その気づきが、リリカの胸に小さな灯を灯していた。


リリカは少し俯いてから、ふと顔を上げた。


「……あそこに住んでる人たちは……

 みんな、私たちと同じような人たちなんですか?」


その“私たち”という言葉には、傷を抱えた者としての自覚と、

それでも今を生きようとするリリカの静かな覚悟が込められていた。


ヒガシ議員は、その問いに、即答はしなかった。


応接室に差し込む光が、机の縁を白く照らしている。


やがて議員は、ゆっくりと頷いた。


「……ああ。

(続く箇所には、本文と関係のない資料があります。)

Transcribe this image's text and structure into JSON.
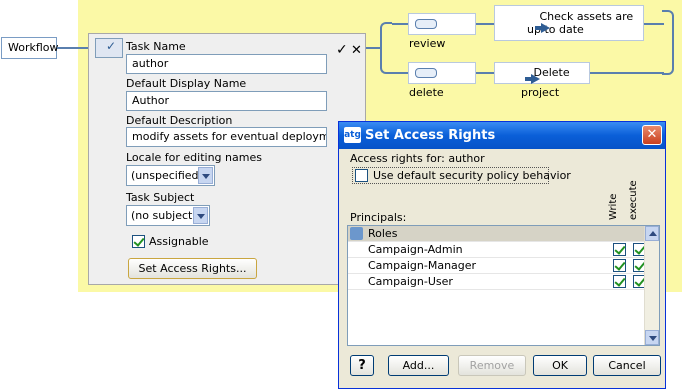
{
  "workflow": {
    "root_label": "Workflow",
    "outcomes": [
      {
        "label": "review",
        "action": "Check assets are up to date"
      },
      {
        "label": "delete",
        "action": "Delete project"
      }
    ]
  },
  "task_panel": {
    "confirm_glyph": "✓",
    "cancel_glyph": "✕",
    "task_name_label": "Task Name",
    "task_name_value": "author",
    "display_name_label": "Default Display Name",
    "display_name_value": "Author",
    "description_label": "Default Description",
    "description_value": "modify assets for eventual deployment",
    "locale_label": "Locale for editing names",
    "locale_value": "(unspecified)",
    "subject_label": "Task Subject",
    "subject_value": "(no subject)",
    "assignable_label": "Assignable",
    "assignable_checked": true,
    "set_access_button": "Set Access Rights..."
  },
  "dialog": {
    "app_badge": "atg",
    "title": "Set Access Rights",
    "close_glyph": "✕",
    "access_for_label": "Access rights for:",
    "access_for_value": "author",
    "default_policy_label": "Use default security policy behavior",
    "default_policy_checked": false,
    "principals_label": "Principals:",
    "columns": [
      "Write",
      "execute"
    ],
    "group_header": "Roles",
    "principals": [
      {
        "name": "Campaign-Admin",
        "write": true,
        "execute": true
      },
      {
        "name": "Campaign-Manager",
        "write": true,
        "execute": true
      },
      {
        "name": "Campaign-User",
        "write": true,
        "execute": true
      }
    ],
    "buttons": {
      "help": "?",
      "add": "Add...",
      "remove": "Remove",
      "ok": "OK",
      "cancel": "Cancel"
    }
  },
  "colors": {
    "canvas": "#fbf9a6",
    "titlebar": "#0a5fd8",
    "check": "#219121"
  }
}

ほとんどが、そうだ。

 人生のどこかで、決定的に“立ち止まってしまった”人たちばかりだ」


「……そうなんですね……」


「仕事を失った者もいれば、愛する者を亡くした者、

 世の中の価値観についていけなくなった者、

 そして……“自分を信じられなくなった者”もいる」


リリカは、小さく息をのんだ。


議員はさらに続ける。


「ただ、月霞市国の最大の特徴は――

 “人を傷つけた者”ではなく、“人を傷つけまいとして壊れた者”を集めている点だ」


その言葉に、ノノがわずかに顔を動かした。


「この国には、“優しすぎた”がゆえに壊れた人間たちが多くいる。

 ――私はそこに、再生の芽を見たいと思っている」


リリカはそのとき、自分がなぜ“あの街”に惹かれたのかを初めて少しだけ理解した気がした。


静かで、穏やかで、誰も踏み込んでこない場所。

でも、誰かがそっと気づいてくれる場所。


(……私だけじゃなかったんだ)


それはほんの一滴の救いであり、

けれど同時に、消えかけていた痛みをまた浮かび上がらせる灯でもあった。


ヒガシ議員は、そんな彼女の表情を静かに見守っていた。